Les pauvres, les inactifs, les malades et les isolés ne sont pas à l'écart, mais en avant.

Nous voici dans leur peuple d’assis et d’alités, nous qui nous déplacions si aisément qu'il nous arrivait de bouder notre paroisse pour de futiles motifs. Et à nous, les arrivés de la dernière heure, on ne demande rien. On ne fait aucune remarque. Entrez ! Il y a de la lumière, du pain et du vin, de la place ! Alors nous nous asseyons discrètement devant notre écran. Et nous comprenons qu’ils ne sont pas à l’écart, mais en avant. Expérimentés plus que nous, qui ne savons pas trop comment nous comporter lorsque la messe se joue à domicile. Nous méditons ce qu’est une communion d’intention et d’attention.

D’un coup, on nous a confisqué notre belle paroisse, d’un coup on nous a déplacés et nous ne sommes que trop heureux de bénéficier de cet hébergement d’urgence, d’être accueillis comme des pauvres. Depuis plus de 70 ans, la messe télévisée est palais du peuple. Service public au carré. Indispensable à la vie de la Nation, pour parler comme le gouvernement.

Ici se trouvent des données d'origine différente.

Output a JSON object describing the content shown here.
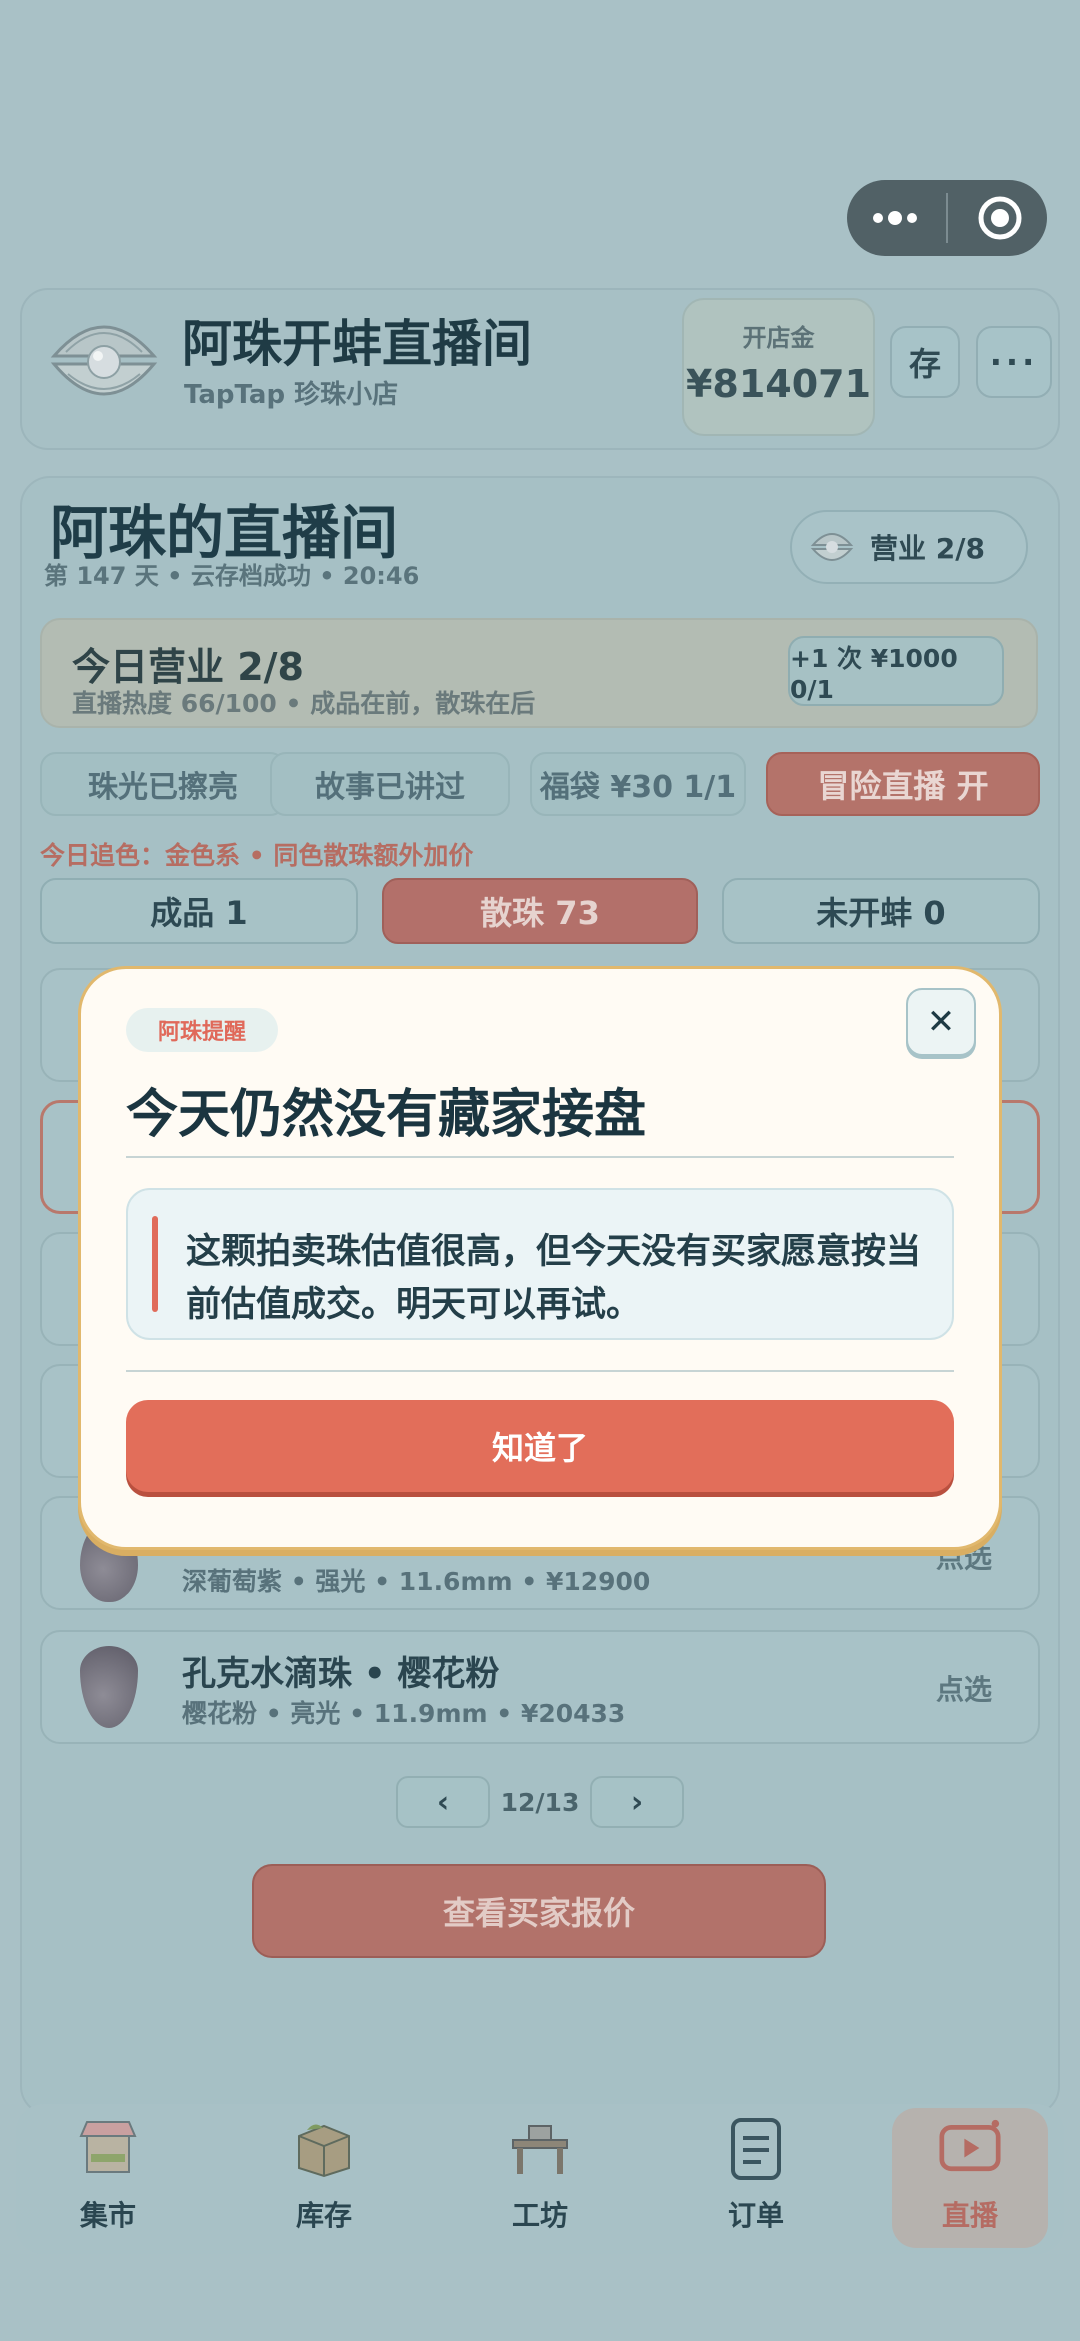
{
  "header": {
    "app_title": "阿珠开蚌直播间",
    "app_subtitle": "TapTap 珍珠小店",
    "fund_label": "开店金",
    "fund_value": "¥814071",
    "save_label": "存",
    "more_label": "···"
  },
  "room": {
    "title": "阿珠的直播间",
    "meta": "第 147 天 • 云存档成功 • 20:46",
    "business_badge": "营业 2/8"
  },
  "today": {
    "title": "今日营业 2/8",
    "subtitle": "直播热度 66/100 • 成品在前，散珠在后",
    "extra_button": "+1 次 ¥1000 0/1"
  },
  "actions": {
    "polish": "珠光已擦亮",
    "story": "故事已讲过",
    "lucky_bag": "福袋 ¥30 1/1",
    "adventure": "冒险直播 开"
  },
  "chase_note": "今日追色：金色系 • 同色散珠额外加价",
  "tabs": {
    "finished": "成品 1",
    "loose": "散珠 73",
    "unopened": "未开蚌 0"
  },
  "list": [
    {
      "name": "",
      "meta": "深葡萄紫 • 强光 • 11.6mm • ¥12900",
      "action": "点选"
    },
    {
      "name": "孔克水滴珠 • 樱花粉",
      "meta": "樱花粉 • 亮光 • 11.9mm • ¥20433",
      "action": "点选"
    }
  ],
  "pager": {
    "prev": "‹",
    "next": "›",
    "indicator": "12/13"
  },
  "offers_button": "查看买家报价",
  "nav": {
    "market": "集市",
    "inventory": "库存",
    "workshop": "工坊",
    "orders": "订单",
    "live": "直播"
  },
  "modal": {
    "tag": "阿珠提醒",
    "title": "今天仍然没有藏家接盘",
    "message": "这颗拍卖珠估值很高，但今天没有买家愿意按当前估值成交。明天可以再试。",
    "ok": "知道了",
    "close": "✕"
  },
  "colors": {
    "accent": "#e26e5a",
    "modal_border": "#e1b86d",
    "dim_background": "#a9c1c6"
  }
}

Un autel d'humilité, de pauvreté et de sincérité.

Et puis, dans ce studio caché, il y avait autre chose. Une fraîcheur. Une ambiance de premiers chrétiens. Une impression de voir en acte les Apôtres. Quatre frères dominicains, un prêtre ouvrier et trois laïcs. Une chapelle télévisée, mais surtout improvisée. Un autel d’humilité, de pauvreté et de sincérité. Un chœur splendide et du cœur à la schola. On n’avait pas du tout le sentiment d’assister à la fin d’un monde, à une époque angoissante, agonique, mais à l’aube des temps nouveaux. On se tenait au plus près de la scène évangélique originelle, contemporains de la Samaritaine qui rencontre Jésus au puits. C’est peut-être un monde qui vacille. C’est peut-être une crise qui bouleverse. Mais c’est un christianisme qui commence.